Step 4 If needed, conduct a comparative assessment
For a number of similar places, it may be necessary to do a comparative heritage significance assessment. This can be done by asking:
How many other places like this are there in this area?
How important is this place compared to similar places in this area or other areas of the country? How important is this place to your community or group compared to other similar places in the area of your community? What is the physical condition of the place relative to other similar places?
Note that this step is not necessary if the place in question is the only place of its type or one of few similar places existing. Comparing the significance of places may not be appropriate for places of indigenous heritage significance.
Step 5 Write a statement of significance
The above steps will have identified the significant values of the place. A statement of significance sets out why a place is important and explains the values the place holds for the community or groups within the community.

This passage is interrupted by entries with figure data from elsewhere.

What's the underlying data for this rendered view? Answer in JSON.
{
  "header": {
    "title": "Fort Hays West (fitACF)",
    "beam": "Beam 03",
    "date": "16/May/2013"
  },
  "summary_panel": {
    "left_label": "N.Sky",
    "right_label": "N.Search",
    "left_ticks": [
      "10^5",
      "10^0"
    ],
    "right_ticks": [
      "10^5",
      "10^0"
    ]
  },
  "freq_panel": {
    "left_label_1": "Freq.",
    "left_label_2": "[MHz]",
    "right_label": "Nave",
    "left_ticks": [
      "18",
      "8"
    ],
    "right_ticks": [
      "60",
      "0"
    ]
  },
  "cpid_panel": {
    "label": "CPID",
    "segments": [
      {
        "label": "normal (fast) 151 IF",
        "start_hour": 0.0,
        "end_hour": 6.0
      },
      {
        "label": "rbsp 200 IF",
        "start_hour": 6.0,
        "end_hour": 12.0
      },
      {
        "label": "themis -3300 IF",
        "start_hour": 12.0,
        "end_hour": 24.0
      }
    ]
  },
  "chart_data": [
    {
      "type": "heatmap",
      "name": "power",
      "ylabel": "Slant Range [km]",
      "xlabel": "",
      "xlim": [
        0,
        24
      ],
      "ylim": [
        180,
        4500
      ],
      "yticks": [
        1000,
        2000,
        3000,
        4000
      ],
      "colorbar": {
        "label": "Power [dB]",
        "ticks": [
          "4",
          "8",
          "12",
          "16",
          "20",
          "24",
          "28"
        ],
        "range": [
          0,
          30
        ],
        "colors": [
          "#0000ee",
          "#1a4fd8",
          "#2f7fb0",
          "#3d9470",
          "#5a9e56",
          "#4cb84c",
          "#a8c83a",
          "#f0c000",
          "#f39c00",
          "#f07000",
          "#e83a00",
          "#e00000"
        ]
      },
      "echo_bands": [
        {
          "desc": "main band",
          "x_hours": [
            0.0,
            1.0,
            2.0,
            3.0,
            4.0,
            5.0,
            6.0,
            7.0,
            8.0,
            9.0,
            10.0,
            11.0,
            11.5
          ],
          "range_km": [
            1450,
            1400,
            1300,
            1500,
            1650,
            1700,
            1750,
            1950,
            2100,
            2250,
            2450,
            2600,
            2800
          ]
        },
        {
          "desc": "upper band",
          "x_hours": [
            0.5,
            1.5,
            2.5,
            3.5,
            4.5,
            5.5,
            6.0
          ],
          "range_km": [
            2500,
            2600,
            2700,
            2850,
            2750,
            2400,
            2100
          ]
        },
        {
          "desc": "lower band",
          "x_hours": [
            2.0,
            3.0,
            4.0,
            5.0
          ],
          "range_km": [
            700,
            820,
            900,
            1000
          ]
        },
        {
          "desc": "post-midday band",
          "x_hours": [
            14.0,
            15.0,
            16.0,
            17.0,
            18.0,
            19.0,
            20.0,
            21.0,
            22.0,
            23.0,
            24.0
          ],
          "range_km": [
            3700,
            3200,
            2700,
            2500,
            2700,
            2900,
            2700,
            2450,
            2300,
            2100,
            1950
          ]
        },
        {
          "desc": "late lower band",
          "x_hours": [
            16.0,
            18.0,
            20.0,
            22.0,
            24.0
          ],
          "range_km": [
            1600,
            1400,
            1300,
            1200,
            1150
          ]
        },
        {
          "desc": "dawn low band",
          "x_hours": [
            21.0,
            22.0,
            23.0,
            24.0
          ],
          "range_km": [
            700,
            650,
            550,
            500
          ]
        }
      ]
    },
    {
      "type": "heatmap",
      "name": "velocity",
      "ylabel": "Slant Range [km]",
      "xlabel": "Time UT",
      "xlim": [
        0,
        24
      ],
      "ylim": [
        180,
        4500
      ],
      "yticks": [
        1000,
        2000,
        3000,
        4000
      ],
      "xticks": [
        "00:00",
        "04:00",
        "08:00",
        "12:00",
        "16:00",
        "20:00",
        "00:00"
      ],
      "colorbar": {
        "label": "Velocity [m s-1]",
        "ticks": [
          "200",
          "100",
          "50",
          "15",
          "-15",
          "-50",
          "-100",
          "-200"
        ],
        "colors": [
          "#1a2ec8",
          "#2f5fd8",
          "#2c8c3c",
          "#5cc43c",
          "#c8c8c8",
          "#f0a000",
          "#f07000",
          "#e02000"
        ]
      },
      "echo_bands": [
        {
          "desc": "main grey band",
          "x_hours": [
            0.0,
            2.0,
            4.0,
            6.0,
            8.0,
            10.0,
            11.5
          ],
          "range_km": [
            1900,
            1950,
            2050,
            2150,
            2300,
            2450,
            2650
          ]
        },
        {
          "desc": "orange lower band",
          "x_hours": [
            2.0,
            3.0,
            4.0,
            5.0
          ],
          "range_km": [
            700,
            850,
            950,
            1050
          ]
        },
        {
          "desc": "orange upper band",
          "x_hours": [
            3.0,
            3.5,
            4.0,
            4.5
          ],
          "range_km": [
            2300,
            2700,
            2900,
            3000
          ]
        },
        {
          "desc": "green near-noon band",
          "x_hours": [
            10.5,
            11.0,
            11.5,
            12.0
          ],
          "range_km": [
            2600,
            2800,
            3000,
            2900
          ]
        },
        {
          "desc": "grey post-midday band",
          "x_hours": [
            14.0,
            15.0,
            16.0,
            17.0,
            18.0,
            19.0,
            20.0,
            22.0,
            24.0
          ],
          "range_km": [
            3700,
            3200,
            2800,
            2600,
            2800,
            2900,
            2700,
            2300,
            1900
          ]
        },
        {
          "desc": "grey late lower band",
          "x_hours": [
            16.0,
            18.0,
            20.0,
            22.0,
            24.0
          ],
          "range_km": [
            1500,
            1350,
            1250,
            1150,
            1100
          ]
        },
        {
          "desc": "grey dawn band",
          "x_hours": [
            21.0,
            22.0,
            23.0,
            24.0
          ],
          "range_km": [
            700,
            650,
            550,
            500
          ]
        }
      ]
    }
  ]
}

Tips for writing a statement of significance
The statement should be a succinct, clear and comprehensive statement of the major reasons why a place is significant. Focus on answering the question: Why is this place significant? Word the statement carefully to reflect the values of the place. Refer to heritage criteria if appropriate. For a large or complex area, present overall significance as a summary statement, supported by subsidiary statements for specific features. The statement should indicate any areas where there are known gaps in knowledge. For instance, it should stare whether the place has been assessed for both natural and cultural heritage (indigenous and historic). The statement should be accompanied by evidence supporting the judgement of significance expressed in the statement, for example, documents, results of studies or workshops, or oral statements.